Until the final audit report of the accounting books and operations of the first Defendant is submitted to the Deputy Chief Registrar of the court, the claimants are in quest of a Long-lasting order restricting the defendants from selling, charging, mortgaging of the assets, shares, funds or any of the first Defendant’s properties on behalf of the first Defendant’s Firm, which includes landed properties belonging to Bastanchury Power Solutions Nigeria Limited.

They are also pursuing an order persuading FBNQuest Trustees Limited and Stanbic IBTC Trustee Limited to reveal all monies pertaining to the first and second Defendants in their possession, as well as funds about the first and second Defendants, in order to figure out the funds due to the Complainants in this suit.

In an affidavit filed in support of the Originating Summons, which was deposed to by the Plaintiffs, they averred that they filed the suit to enforce their rights as shareholders of Bastanchury Power Solutions Nigeria Limited since the Board of Directors of the company had failed to act.

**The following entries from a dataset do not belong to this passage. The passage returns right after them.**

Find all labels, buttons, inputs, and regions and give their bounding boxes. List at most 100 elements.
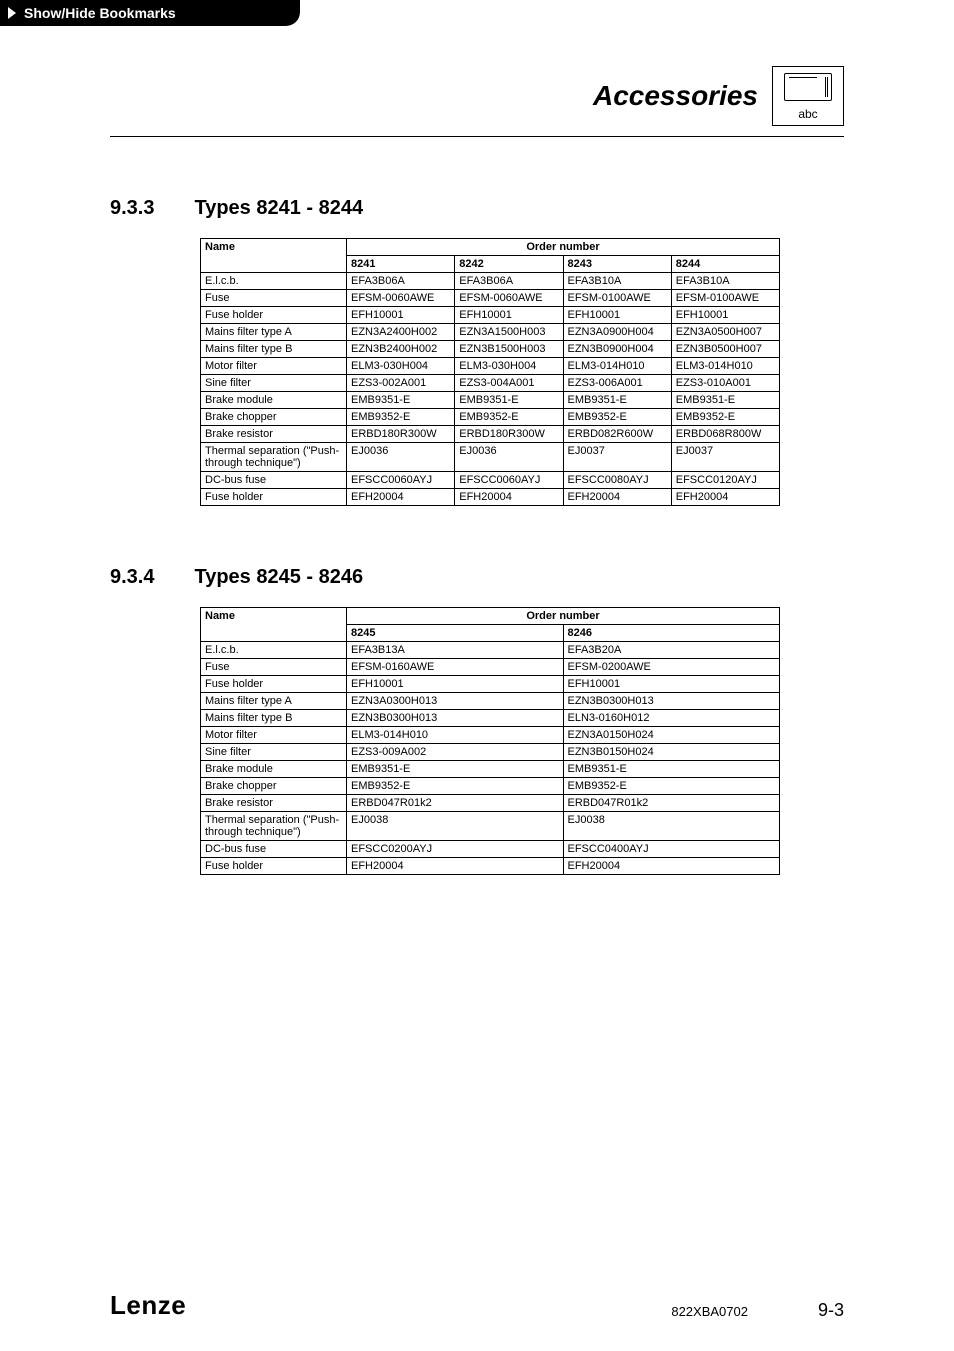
- bookmark-toggle[interactable]: Show/Hide Bookmarks: [0, 0, 300, 26]
- col-header-order-number: Order number: [347, 239, 780, 256]
- row-name: Fuse holder: [201, 307, 347, 324]
- table-row: Motor filterELM3-014H010EZN3A0150H024: [201, 727, 780, 744]
- row-name: Mains filter type A: [201, 324, 347, 341]
- row-name: Mains filter type A: [201, 693, 347, 710]
- cell-value: EFH20004: [347, 858, 564, 875]
- cell-value: EZN3B0500H007: [671, 341, 779, 358]
- cell-value: EZN3A0150H024: [563, 727, 780, 744]
- cell-value: EFA3B20A: [563, 642, 780, 659]
- row-name: Brake resistor: [201, 426, 347, 443]
- cell-value: EMB9352-E: [671, 409, 779, 426]
- cell-value: EFSM-0060AWE: [347, 290, 455, 307]
- cell-value: EFH10001: [455, 307, 563, 324]
- cell-value: EFH20004: [455, 489, 563, 506]
- row-name: Brake chopper: [201, 778, 347, 795]
- cell-value: ERBD180R300W: [455, 426, 563, 443]
- row-name: Mains filter type B: [201, 710, 347, 727]
- footer-meta: 822XBA0702 9-3: [671, 1300, 844, 1321]
- cell-value: EJ0037: [671, 443, 779, 472]
- cell-value: EFH10001: [347, 676, 564, 693]
- cell-value: EMB9351-E: [347, 392, 455, 409]
- cell-value: EFSM-0100AWE: [671, 290, 779, 307]
- cell-value: EFSM-0200AWE: [563, 659, 780, 676]
- section-title: Types 8241 - 8244: [194, 197, 363, 220]
- cell-value: EZS3-009A002: [347, 744, 564, 761]
- cell-value: EMB9352-E: [347, 409, 455, 426]
- table-row: FuseEFSM-0160AWEEFSM-0200AWE: [201, 659, 780, 676]
- section-title: Types 8245 - 8246: [194, 566, 363, 589]
- lenze-logo: Lenze: [110, 1290, 186, 1321]
- cell-value: EZS3-004A001: [455, 375, 563, 392]
- cell-value: EFSCC0120AYJ: [671, 472, 779, 489]
- table-row: Thermal separation ("Push-through techni…: [201, 812, 780, 841]
- cell-value: ELM3-030H004: [455, 358, 563, 375]
- table-row: DC-bus fuseEFSCC0200AYJEFSCC0400AYJ: [201, 841, 780, 858]
- section-heading: 9.3.3 Types 8241 - 8244: [110, 197, 844, 220]
- table-row: Brake chopperEMB9352-EEMB9352-EEMB9352-E…: [201, 409, 780, 426]
- table-row: FuseEFSM-0060AWEEFSM-0060AWEEFSM-0100AWE…: [201, 290, 780, 307]
- row-name: Fuse holder: [201, 676, 347, 693]
- cell-value: EJ0036: [455, 443, 563, 472]
- cell-value: ERBD047R01k2: [563, 795, 780, 812]
- cell-value: ERBD068R800W: [671, 426, 779, 443]
- cell-value: EFH10001: [347, 307, 455, 324]
- expand-icon: [8, 7, 16, 19]
- row-name: Sine filter: [201, 375, 347, 392]
- section-number: 9.3.3: [110, 197, 154, 220]
- cell-value: EZN3A2400H002: [347, 324, 455, 341]
- row-name: Thermal separation ("Push-through techni…: [201, 443, 347, 472]
- cell-value: EFA3B10A: [671, 273, 779, 290]
- page-title: Accessories: [593, 80, 758, 112]
- doc-type-badge: abc: [772, 66, 844, 126]
- cell-value: EFH20004: [563, 489, 671, 506]
- section-9-3-4: 9.3.4 Types 8245 - 8246 NameOrder number…: [110, 566, 844, 875]
- table-row: Fuse holderEFH10001EFH10001: [201, 676, 780, 693]
- section-9-3-3: 9.3.3 Types 8241 - 8244 NameOrder number…: [110, 197, 844, 506]
- cell-value: EFH20004: [671, 489, 779, 506]
- accessories-table-8245-8246: NameOrder number82458246E.l.c.b.EFA3B13A…: [200, 607, 780, 875]
- cell-value: EJ0038: [563, 812, 780, 841]
- bookmark-label: Show/Hide Bookmarks: [24, 5, 176, 21]
- table-row: Thermal separation ("Push-through techni…: [201, 443, 780, 472]
- table-row: Fuse holderEFH20004EFH20004EFH20004EFH20…: [201, 489, 780, 506]
- accessories-table-8241-8244: NameOrder number8241824282438244E.l.c.b.…: [200, 238, 780, 506]
- cell-value: EMB9352-E: [455, 409, 563, 426]
- section-number: 9.3.4: [110, 566, 154, 589]
- cell-value: EFSCC0080AYJ: [563, 472, 671, 489]
- cell-value: EZN3B2400H002: [347, 341, 455, 358]
- cell-value: ELM3-014H010: [563, 358, 671, 375]
- row-name: Brake module: [201, 761, 347, 778]
- row-name: Brake chopper: [201, 409, 347, 426]
- cell-value: EFSM-0060AWE: [455, 290, 563, 307]
- cell-value: EZN3B0150H024: [563, 744, 780, 761]
- cell-value: EJ0037: [563, 443, 671, 472]
- document-icon: [784, 73, 832, 101]
- cell-value: EFSCC0200AYJ: [347, 841, 564, 858]
- cell-value: EMB9351-E: [455, 392, 563, 409]
- cell-value: EFSM-0100AWE: [563, 290, 671, 307]
- page-header: Accessories abc: [110, 66, 844, 126]
- table-row: E.l.c.b.EFA3B13AEFA3B20A: [201, 642, 780, 659]
- cell-value: EZN3B0300H013: [347, 710, 564, 727]
- row-name: DC-bus fuse: [201, 841, 347, 858]
- cell-value: EZN3A0900H004: [563, 324, 671, 341]
- cell-value: EMB9351-E: [563, 761, 780, 778]
- cell-value: ERBD047R01k2: [347, 795, 564, 812]
- cell-value: ERBD082R600W: [563, 426, 671, 443]
- row-name: E.l.c.b.: [201, 642, 347, 659]
- table-row: Sine filterEZS3-009A002EZN3B0150H024: [201, 744, 780, 761]
- cell-value: EMB9351-E: [671, 392, 779, 409]
- cell-value: EZN3A0300H013: [347, 693, 564, 710]
- cell-value: EJ0038: [347, 812, 564, 841]
- cell-value: EFSCC0060AYJ: [347, 472, 455, 489]
- cell-value: EFSCC0060AYJ: [455, 472, 563, 489]
- col-header-type: 8246: [563, 625, 780, 642]
- cell-value: ELM3-030H004: [347, 358, 455, 375]
- cell-value: EFH20004: [347, 489, 455, 506]
- cell-value: EFA3B06A: [455, 273, 563, 290]
- cell-value: EFH10001: [671, 307, 779, 324]
- row-name: Sine filter: [201, 744, 347, 761]
- table-row: Brake moduleEMB9351-EEMB9351-E: [201, 761, 780, 778]
- table-row: Mains filter type AEZN3A0300H013EZN3B030…: [201, 693, 780, 710]
- page-footer: Lenze 822XBA0702 9-3: [110, 1290, 844, 1321]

The Petitioners also noted that they required the Court to utilize its prerogatives under the Companies and Allied Matters Act to probe the first Defendant’s proceedings to guarantee that excellent and proper corporate governance is entrenched, given that if the Court does not cooperate, the first Defendant, under the complete power of the second Defendant, may have dispersed the Plaintiffs’ assets jointly owned into its funds; Africa Infra Plus Fund (AIPF), a fund they do not influence They also claimed that, while single-handedly managing the affairs of the first Defendant to their exclusion, the second Defendant may have allegedly transferred funds belonging to the first Defendant into its funds, Africa Infra Plus Fund (AIPF), of which they are unaware.